Fred Kagan, however, says it's okay, we've learned from our mistakes:

Once we pushed most of our combat forces into close interactions with the Iraqi people, the information they obtained ensured that the targets they hit were the right ones. Above all, the compassion and concern our soldiers have consistently shown to civilians and even to defeated and captured enemies have turned the tide of Iraqi opinion.
Kenneth Pollack can't manage to do much more than wring his hands. He, too, is surprised at how incompetent the George W. Bush Administration has been, but he worries about leaving Iraq in shambles and letting it fall into certain civil war. No word from Mr. Pollack on how Iraq is better of with US troops there, however, or when they will start to turn the country from warfare to civilization again. Paul Eaton, meanwhile, blames Congress:

Had Congress defended the welfare of our armed forces by challenging the concentration of power in the hands of the president, the vice president and the secretary of defense, our Army and Marine Corps would not be in the difficult position we find them in today.
No one, in other words, is responsible for this mess. Well, the Iraqis are, according to Ms. Pletka; or the Congress is, according to Gen. Eaton; or Americans are, because of their gross ignorance, according to Professor Slaughter (it's a good thing she's not an advisor to a Presidential candidate!); or the Administration is, for making us believe they were competent when, in fact, they weren't. Or somebody wasn't. Maybe it was just Rumsfeld's fault (Gen.

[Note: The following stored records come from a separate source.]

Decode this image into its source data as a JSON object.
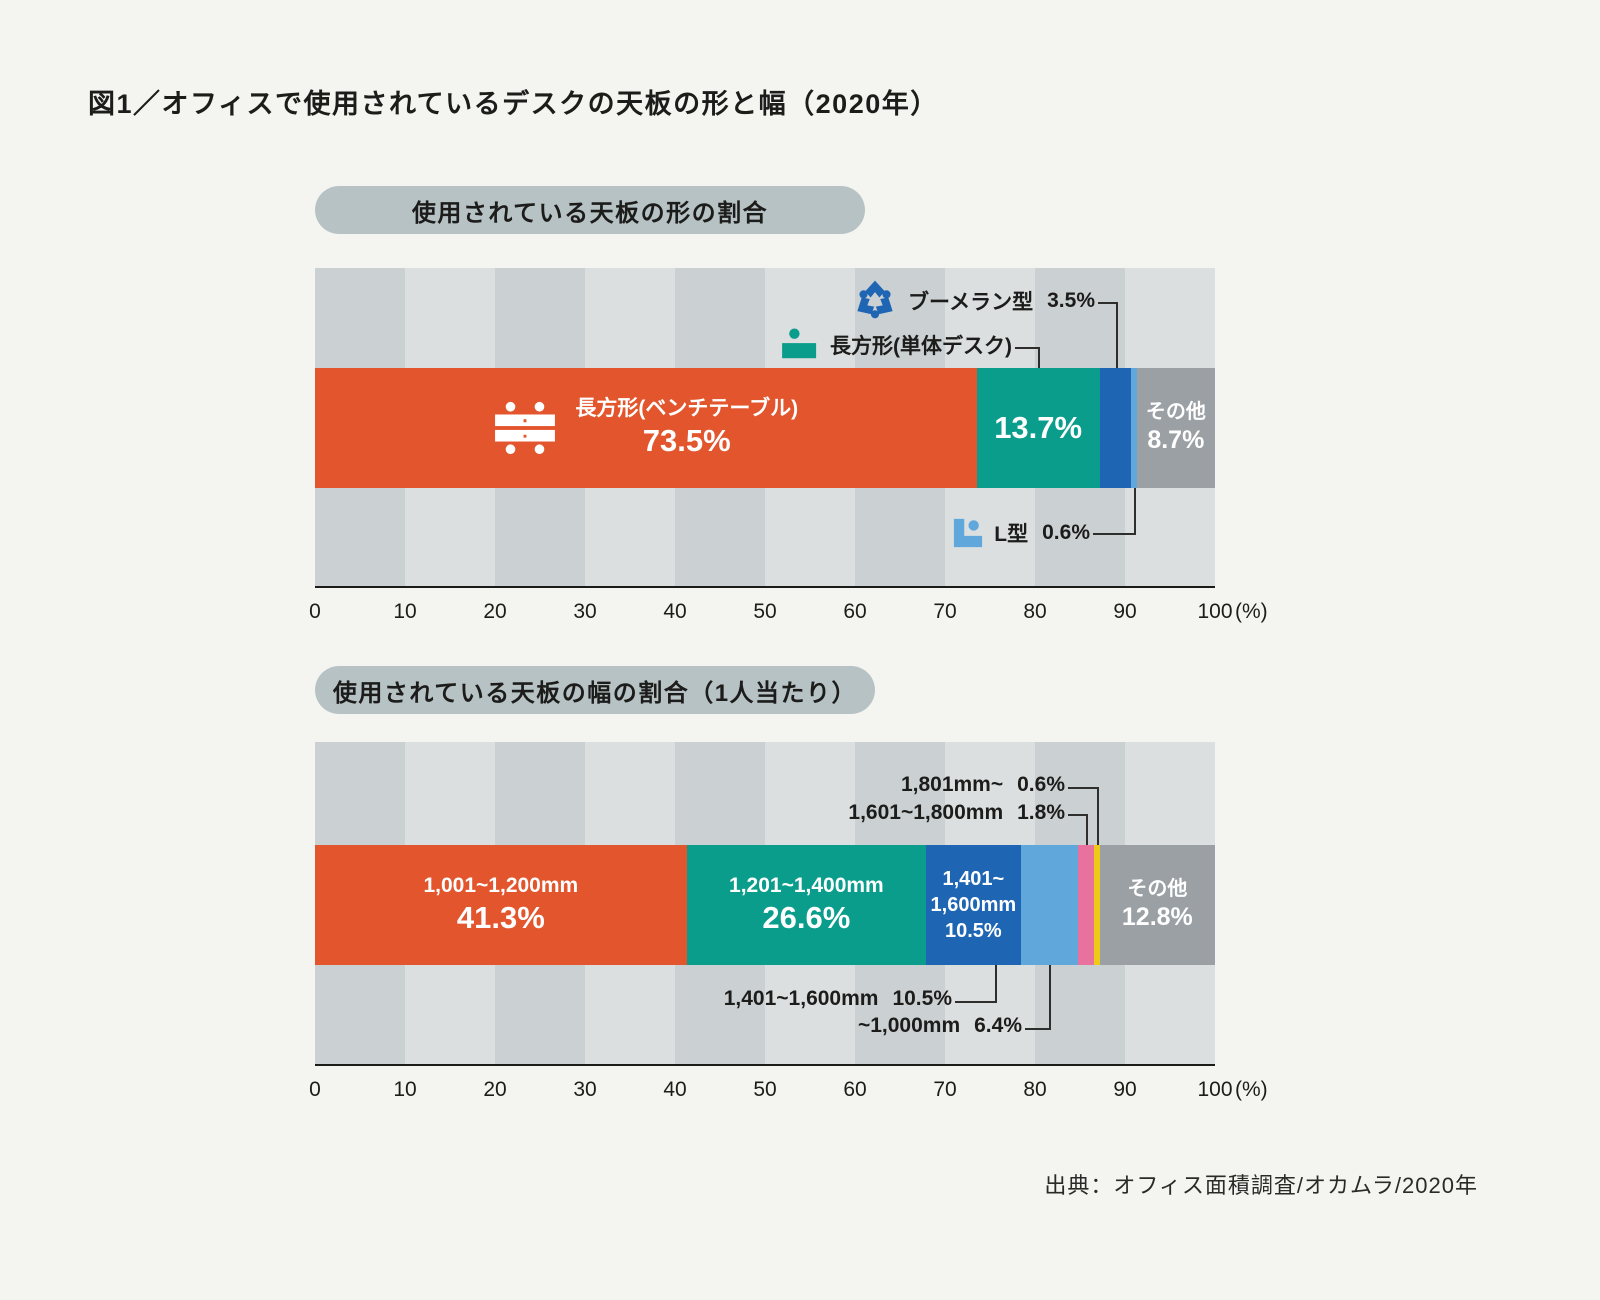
{
  "page": {
    "title": "図1／オフィスで使用されているデスクの天板の形と幅（2020年）",
    "source": "出典：オフィス面積調査/オカムラ/2020年"
  },
  "axis": {
    "ticks": [
      "0",
      "10",
      "20",
      "30",
      "40",
      "50",
      "60",
      "70",
      "80",
      "90",
      "100"
    ],
    "unit": "(%)"
  },
  "colors": {
    "background": "#f4f4f1",
    "stripe_dark": "#cbd0d3",
    "stripe_light": "#dcdfe0",
    "pill": "#b7c2c5",
    "orange": "#e2552d",
    "teal": "#0a9d8b",
    "dark_blue": "#1e66b3",
    "light_blue": "#60a7dc",
    "pink": "#e8729d",
    "yellow": "#eec918",
    "gray": "#9aa0a4",
    "connector": "#2e2e2c"
  },
  "chart_data": [
    {
      "type": "bar",
      "orientation": "horizontal-stacked",
      "title": "使用されている天板の形の割合",
      "xlim": [
        0,
        100
      ],
      "x_unit": "%",
      "grid": "alternating-column-stripes-every-10",
      "segments": [
        {
          "label": "長方形(ベンチテーブル)",
          "value": 73.5,
          "display": "73.5%",
          "color": "#e2552d",
          "icon": "bench-table-icon",
          "annotation": "inside"
        },
        {
          "label": "長方形(単体デスク)",
          "value": 13.7,
          "display": "13.7%",
          "color": "#0a9d8b",
          "icon": "single-desk-icon",
          "annotation": "callout-top"
        },
        {
          "label": "ブーメラン型",
          "value": 3.5,
          "display": "3.5%",
          "color": "#1e66b3",
          "icon": "boomerang-icon",
          "annotation": "callout-top"
        },
        {
          "label": "L型",
          "value": 0.6,
          "display": "0.6%",
          "color": "#60a7dc",
          "icon": "l-shape-icon",
          "annotation": "callout-bottom"
        },
        {
          "label": "その他",
          "value": 8.7,
          "display": "8.7%",
          "color": "#9aa0a4",
          "annotation": "inside"
        }
      ]
    },
    {
      "type": "bar",
      "orientation": "horizontal-stacked",
      "title": "使用されている天板の幅の割合（1人当たり）",
      "xlim": [
        0,
        100
      ],
      "x_unit": "%",
      "grid": "alternating-column-stripes-every-10",
      "segments": [
        {
          "label": "1,001~1,200mm",
          "value": 41.3,
          "display": "41.3%",
          "color": "#e2552d",
          "annotation": "inside"
        },
        {
          "label": "1,201~1,400mm",
          "value": 26.6,
          "display": "26.6%",
          "color": "#0a9d8b",
          "annotation": "inside"
        },
        {
          "label": "1,401~1,600mm",
          "value": 10.5,
          "display": "10.5%",
          "color": "#1e66b3",
          "annotation": "inside-and-callout-bottom",
          "inside_lines": [
            "1,401~",
            "1,600mm",
            "10.5%"
          ]
        },
        {
          "label": "~1,000mm",
          "value": 6.4,
          "display": "6.4%",
          "color": "#60a7dc",
          "annotation": "callout-bottom"
        },
        {
          "label": "1,601~1,800mm",
          "value": 1.8,
          "display": "1.8%",
          "color": "#e8729d",
          "annotation": "callout-top"
        },
        {
          "label": "1,801mm~",
          "value": 0.6,
          "display": "0.6%",
          "color": "#eec918",
          "annotation": "callout-top"
        },
        {
          "label": "その他",
          "value": 12.8,
          "display": "12.8%",
          "color": "#9aa0a4",
          "annotation": "inside"
        }
      ]
    }
  ]
}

Eaton, again).

What's interesting is that none of the people responsible for cheerleading this fiasco is willing to say: "I was wrong. It's been a disaster. Mea culpa, mea culpa, mea maxima culpa." Mr. Perle, Ms. Pletka, Mr. Kagan, Mr. Bremer, and Mr. Cordesman all agree it was a splendid idea, at first. Mr. Cordesman and Ms. Pletka, along with Mr. Flick, even run up the old excuse that, if they were fooled about "WMD" and chemical weapons and all the other excuses for this war that have proved bootless, then they were in good company. (Mr. Flick even references Colin Powell's UN testimony, without a hint of irony at what a pack of lies it was.) All in all, a remarkably "expert" performance. But hardly an unexpected one. And perhaps, more than any other example I could name, a microcosm of why Barack Obama (who is relatively unstained by this war, or by association with such "expertise) has come from nowhere to do so well in the Democratic primaries; and why turnout in the primaries is setting records in many states.

Maybe people are just sick of the excuses.